Index of Diseases and Injuries Definitions

  • And - The word "and" should be interpreted to mean either "and" or "or" when it appears in a title.
  • Code also note - A "code also" note instructs that two codes may be required to fully describe a condition, but this note does not provide sequencing direction.
  • Code first - Certain conditions have both an underlying etiology and multiple body system manifestations due to the underlying etiology. For such conditions, the ICD-10-CM has a coding convention that requires the underlying condition be sequenced first followed by the manifestation. Wherever such a combination exists, there is a "use additional code" note at the etiology code, and a "code first" note at the manifestation code. These instructional notes indicate the proper sequencing order of the codes, etiology followed by manifestation.
  • Type 1 Excludes Notes - A type 1 Excludes note is a pure excludes note. It means "NOT CODED HERE!" An Excludes1 note indicates that the code excluded should never be used at the same time as the code above the Excludes1 note. An Excludes1 is used when two conditions cannot occur together, such as a congenital form versus an acquired form of the same condition.
  • Type 2 Excludes Notes - A type 2 Excludes note represents "Not included here". An excludes2 note indicates that the condition excluded is not part of the condition represented by the code, but a patient may have both conditions at the same time. When an Excludes2 note appears under a code, it is acceptable to use both the code and the excluded code together, when appropriate.
  • Includes Notes - This note appears immediately under a three character code title to further define, or give examples of, the content of the category.

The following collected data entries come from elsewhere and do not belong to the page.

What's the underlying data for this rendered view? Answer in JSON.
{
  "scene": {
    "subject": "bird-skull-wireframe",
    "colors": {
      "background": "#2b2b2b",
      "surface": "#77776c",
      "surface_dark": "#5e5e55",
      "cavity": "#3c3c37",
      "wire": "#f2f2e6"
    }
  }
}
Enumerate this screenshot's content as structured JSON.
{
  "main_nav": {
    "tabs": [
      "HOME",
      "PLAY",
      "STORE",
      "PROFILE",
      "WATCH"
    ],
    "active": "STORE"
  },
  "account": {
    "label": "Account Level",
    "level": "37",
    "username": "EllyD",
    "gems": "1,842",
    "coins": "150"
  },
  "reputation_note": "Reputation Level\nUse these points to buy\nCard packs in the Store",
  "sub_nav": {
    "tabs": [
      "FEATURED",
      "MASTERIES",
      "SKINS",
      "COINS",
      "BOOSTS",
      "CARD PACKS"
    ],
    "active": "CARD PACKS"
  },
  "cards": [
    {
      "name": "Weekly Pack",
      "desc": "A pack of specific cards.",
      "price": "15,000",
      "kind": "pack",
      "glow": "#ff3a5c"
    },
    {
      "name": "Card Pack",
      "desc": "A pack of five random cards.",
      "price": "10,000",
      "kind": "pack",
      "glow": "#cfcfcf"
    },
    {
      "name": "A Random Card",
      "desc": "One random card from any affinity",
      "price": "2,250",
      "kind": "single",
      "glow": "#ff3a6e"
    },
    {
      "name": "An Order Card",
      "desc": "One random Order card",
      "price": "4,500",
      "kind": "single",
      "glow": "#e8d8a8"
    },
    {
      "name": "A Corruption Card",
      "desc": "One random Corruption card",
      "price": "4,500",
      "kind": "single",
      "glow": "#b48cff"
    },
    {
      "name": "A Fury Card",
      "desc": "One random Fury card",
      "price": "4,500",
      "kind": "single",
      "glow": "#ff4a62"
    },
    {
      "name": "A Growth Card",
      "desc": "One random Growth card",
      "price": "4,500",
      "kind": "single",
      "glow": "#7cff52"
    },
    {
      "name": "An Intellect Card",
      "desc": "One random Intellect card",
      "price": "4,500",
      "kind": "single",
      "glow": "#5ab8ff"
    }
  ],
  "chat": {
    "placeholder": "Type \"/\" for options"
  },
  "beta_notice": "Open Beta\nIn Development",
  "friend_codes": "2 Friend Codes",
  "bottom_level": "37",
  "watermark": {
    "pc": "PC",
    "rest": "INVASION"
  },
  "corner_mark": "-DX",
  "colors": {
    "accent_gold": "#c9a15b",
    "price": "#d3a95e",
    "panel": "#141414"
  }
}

  • Inclusion terms - List of terms is included under some codes. These terms are the conditions for which that code is to be used. The terms may be synonyms of the code title, or, in the case of "other specified" codes, the terms are a list of the various conditions assigned to that code. The inclusion terms are not necessarily exhaustive. Additional terms found only in the Alphabetic Index may also be assigned to a code.
  • NEC "Not elsewhere classifiable" - This abbreviation in the Alphabetic Index represents "other specified". When a specific code is not available for a condition, the Alphabetic Index directs the coder to the "other specified” code in the Tabular List.
  • NOS "Not otherwise specified" - This abbreviation is the equivalent of unspecified.
  • See - The "see" instruction following a main term in the Alphabetic Index indicates that another term should be referenced. It is necessary to go to the main term referenced with the "see" note to locate the correct code.
  • See Also - A "see also" instruction following a main term in the Alphabetic Index instructs that there is another main term that may also be referenced that may provide additional Alphabetic Index entries that may be useful. It is not necessary to follow the "see also" note when the original main term provides the necessary code.
  • 7th Characters - Certain ICD-10-CM categories have applicable 7th characters. The applicable 7th character is required for all codes within the category, or as the notes in the Tabular List instruct. The 7th character must always be the 7th character in the data field. If a code that requires a 7th character is not 6 characters, a placeholder X must be used to fill in the empty characters.
  • With - The word "with" should be interpreted to mean "associated with" or "due to" when it appears in a code title, the Alphabetic Index, or an instructional note in the Tabular List. The word "with" in the Alphabetic Index is sequenced immediately following the main term, not in alphabetical order.